Press Releases

Art Spaces Archives Project Presents Panel Discussion Panel to be held at the College Art Association's 97th Annual Conference

“Mitigating the Obvious Culture and the Search for Broader Humanity:
Bridging the Gap Between Us & Them”

ANNANDALE-ON-HUDSON, N.Y.—Art Spaces Archives Project (AS-AP) announces a panel discussion entitled “Mitigating the Obvious Culture and the Search for Broader Humanity: Bridging the Gap Between Us & Them," to be held at the College Art Association's 97th Annual Conference on Wednesday, February 25, from 12:30 p.m. to 2:00 p.m. at the Los Angeles Convention Center, 1201 South Figueroa Street, Concourse Meeting Room 405, Level 2.

The 2009 panel will explore the impact of visual arts groups, programs, and public installations upon groups not necessarily considered likely targets by the contemporary art establishment. Participants will explore whether alternative arts groups can successfully integrate into society or culture beyond the confines of museum, gallery, "white cube," or other defining spaces that have previously been codified as recognized venues for art. Over the last five years Art Spaces Archives Project has presented panels at the annual College Art Association Conferences that have addressed archives by investigating institutional holdings, living and defunct alternative arts organizations, and first hand narratives of creation in the alternative/avant-garde movement.

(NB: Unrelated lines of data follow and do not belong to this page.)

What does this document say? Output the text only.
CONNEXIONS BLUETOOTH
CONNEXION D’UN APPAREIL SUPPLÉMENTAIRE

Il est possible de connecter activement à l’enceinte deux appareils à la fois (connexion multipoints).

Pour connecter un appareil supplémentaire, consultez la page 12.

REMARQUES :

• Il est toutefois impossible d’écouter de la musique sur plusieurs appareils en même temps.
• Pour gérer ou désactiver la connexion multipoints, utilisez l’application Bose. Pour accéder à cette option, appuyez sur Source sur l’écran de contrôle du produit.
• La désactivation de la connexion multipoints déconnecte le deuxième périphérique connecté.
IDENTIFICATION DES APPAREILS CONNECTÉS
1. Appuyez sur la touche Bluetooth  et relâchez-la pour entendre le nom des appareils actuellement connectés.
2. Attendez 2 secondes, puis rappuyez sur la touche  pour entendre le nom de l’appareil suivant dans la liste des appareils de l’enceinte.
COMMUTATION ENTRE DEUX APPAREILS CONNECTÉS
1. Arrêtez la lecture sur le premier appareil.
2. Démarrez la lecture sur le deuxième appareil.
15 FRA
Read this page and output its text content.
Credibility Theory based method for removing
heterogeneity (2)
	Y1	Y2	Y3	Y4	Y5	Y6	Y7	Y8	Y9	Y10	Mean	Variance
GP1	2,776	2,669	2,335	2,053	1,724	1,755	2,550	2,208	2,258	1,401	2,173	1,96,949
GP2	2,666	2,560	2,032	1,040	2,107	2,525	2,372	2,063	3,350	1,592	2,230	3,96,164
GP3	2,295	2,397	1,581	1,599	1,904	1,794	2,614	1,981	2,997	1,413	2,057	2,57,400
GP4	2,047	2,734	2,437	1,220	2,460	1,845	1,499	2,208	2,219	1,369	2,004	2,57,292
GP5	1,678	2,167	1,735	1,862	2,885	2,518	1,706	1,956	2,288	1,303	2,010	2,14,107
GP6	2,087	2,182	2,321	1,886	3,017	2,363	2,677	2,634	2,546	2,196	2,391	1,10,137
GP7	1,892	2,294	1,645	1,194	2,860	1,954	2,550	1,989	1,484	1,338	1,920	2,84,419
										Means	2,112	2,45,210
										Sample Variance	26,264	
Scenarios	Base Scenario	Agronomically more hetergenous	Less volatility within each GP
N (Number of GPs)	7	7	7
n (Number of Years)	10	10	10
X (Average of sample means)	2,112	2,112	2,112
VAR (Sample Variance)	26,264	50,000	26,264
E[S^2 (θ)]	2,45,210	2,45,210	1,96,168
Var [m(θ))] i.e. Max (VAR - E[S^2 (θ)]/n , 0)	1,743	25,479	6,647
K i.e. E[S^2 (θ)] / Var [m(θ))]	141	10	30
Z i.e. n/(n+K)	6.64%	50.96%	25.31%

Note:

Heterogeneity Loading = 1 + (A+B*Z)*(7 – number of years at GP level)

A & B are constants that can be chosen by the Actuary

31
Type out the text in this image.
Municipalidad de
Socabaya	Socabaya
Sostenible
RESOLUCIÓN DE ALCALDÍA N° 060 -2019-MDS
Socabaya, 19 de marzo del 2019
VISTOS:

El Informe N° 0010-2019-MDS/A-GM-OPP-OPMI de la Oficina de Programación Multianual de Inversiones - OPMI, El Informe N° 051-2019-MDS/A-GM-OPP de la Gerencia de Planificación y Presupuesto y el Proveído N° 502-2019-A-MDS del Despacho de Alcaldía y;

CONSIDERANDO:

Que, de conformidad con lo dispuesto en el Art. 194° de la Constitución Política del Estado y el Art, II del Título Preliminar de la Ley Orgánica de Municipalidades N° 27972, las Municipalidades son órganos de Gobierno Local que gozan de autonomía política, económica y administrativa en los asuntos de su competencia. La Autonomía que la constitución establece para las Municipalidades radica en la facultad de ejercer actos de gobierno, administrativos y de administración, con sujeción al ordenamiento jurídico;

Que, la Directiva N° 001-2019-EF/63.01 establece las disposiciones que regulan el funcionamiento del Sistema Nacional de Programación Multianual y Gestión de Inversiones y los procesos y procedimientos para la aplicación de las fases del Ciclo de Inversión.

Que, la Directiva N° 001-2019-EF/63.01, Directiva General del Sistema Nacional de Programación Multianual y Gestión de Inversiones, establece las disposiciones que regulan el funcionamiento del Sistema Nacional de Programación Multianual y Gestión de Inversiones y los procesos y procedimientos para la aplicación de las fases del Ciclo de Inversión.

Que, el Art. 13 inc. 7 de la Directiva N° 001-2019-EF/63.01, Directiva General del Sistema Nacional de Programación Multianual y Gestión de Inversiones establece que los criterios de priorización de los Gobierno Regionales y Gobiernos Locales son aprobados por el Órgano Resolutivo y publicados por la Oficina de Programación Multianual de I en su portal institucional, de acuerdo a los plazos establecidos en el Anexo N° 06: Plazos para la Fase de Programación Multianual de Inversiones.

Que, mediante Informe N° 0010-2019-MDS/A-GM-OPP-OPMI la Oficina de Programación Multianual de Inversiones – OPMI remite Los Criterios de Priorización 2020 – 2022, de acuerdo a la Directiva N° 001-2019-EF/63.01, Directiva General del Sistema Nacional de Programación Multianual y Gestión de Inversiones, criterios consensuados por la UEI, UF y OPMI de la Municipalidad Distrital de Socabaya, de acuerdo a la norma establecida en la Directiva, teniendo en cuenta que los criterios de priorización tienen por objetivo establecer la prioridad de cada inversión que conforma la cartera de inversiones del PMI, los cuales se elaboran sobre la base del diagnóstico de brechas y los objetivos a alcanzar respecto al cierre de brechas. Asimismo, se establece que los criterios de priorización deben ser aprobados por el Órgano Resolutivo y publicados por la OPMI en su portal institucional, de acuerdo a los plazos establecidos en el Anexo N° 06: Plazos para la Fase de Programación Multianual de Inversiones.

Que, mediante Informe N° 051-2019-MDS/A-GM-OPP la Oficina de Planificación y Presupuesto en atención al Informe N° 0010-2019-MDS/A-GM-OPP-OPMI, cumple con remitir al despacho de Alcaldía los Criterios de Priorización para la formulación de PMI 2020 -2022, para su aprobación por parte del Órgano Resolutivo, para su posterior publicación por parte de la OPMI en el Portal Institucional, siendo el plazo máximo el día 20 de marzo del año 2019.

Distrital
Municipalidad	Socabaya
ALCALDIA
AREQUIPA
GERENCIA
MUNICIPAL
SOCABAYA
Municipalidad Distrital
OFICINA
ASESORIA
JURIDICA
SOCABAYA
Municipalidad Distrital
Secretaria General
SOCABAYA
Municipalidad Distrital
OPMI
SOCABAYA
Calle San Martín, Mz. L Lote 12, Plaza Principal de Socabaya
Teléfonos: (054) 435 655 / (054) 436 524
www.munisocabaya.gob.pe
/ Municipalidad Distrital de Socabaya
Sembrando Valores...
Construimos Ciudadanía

The panel will feature Edgar Arceneaux, Artist / Project Director, Watts House Project; Cindy Bernard, Artist / Director, The Society for the Activation of Social Space through Art and Sound; Co-Founder, MOCA Mobilization; Joshua Decter, curator, critic, and Director of the Master of Public Art Studies: Art in the Public Sphere Program at USC; and Stephen Saiz, President, Board of Directors, Self Help Graphics & Art. Moderating the panel will be David Platzker, former Project Director of AS-AP, a non-profit initiative formed in 2003 to assess and survey the state of the archives of alternative and avant-garde art spaces throughout the United States. In 2007, AS-AP partnered with the Center for Curatorial Studies at Bard (CCS Bard), an exhibition, education, and research center dedicated to the study of art and curatorial practices from the 1960s to the present day. David Platkzer is the president of Specific Object, a New York City gallery and bookstore.

 

About Art Spaces Archives Project

Art Spaces Archives Project (AS-AP) is a non-profit initiative founded by a consortium of alternative art organizations, including Bomb Magazine, College Art Association, Franklin Furnace Archive, New York State Council on the Arts (NYSCA), New York State Artist Workspace Consortium, and The Skowhegan School of Painting and Sculpture. With funding provided by NYSCA, The National Endowment for the Arts, and the Andy Warhol Foundation for the Visual Arts, AS-AP has a mandate to help preserve, present, and protect the archival heritage of living and defunct for- and not-for-profit spaces of the "alternative" or "avant-garde" movements of the 1950s to the present by compiling a national index of alternative arts spaces, assessing preservation needs, and helping to establish best practices for contemporary art related archives. AS-AP's website, www.as-ap.org, serves as an online resource for information pertaining to collections and repositories containing the archives of the avant-garde, tools to assist in archiving, and other aids for scholars interested in alternative or avant-garde movements. -

 

About the Center for Curatorial Studies

In January 2007 AS-AP merged with the Center for Curatorial Studies at Bard. CCS Bard is an exhibition, education, and research center dedicated to the study of art and curatorial practices from the 1960s to the present day. In addition to the CCS Bard Galleries and the newly inaugurated Hessel Museum of Art, CCS Bard houses the Marieluise Hessel Collection of more than 2,000 contemporary works, as well as an extensive library and curatorial archive that are accessible to the general public. The Center’s two-year graduate program in curatorial studies is specifically designed to deepen students’ understanding of the intellectual and practical tasks of curating contemporary art. Exhibitions are presented year-round in the CCS Bard Galleries and Hessel Museum of Art, providing students with the opportunity to work with world-renowned artists and curators. The exhibition program and the collection also serve as the basis for a wide-range of public programs and activities exploring art and its role in contemporary society.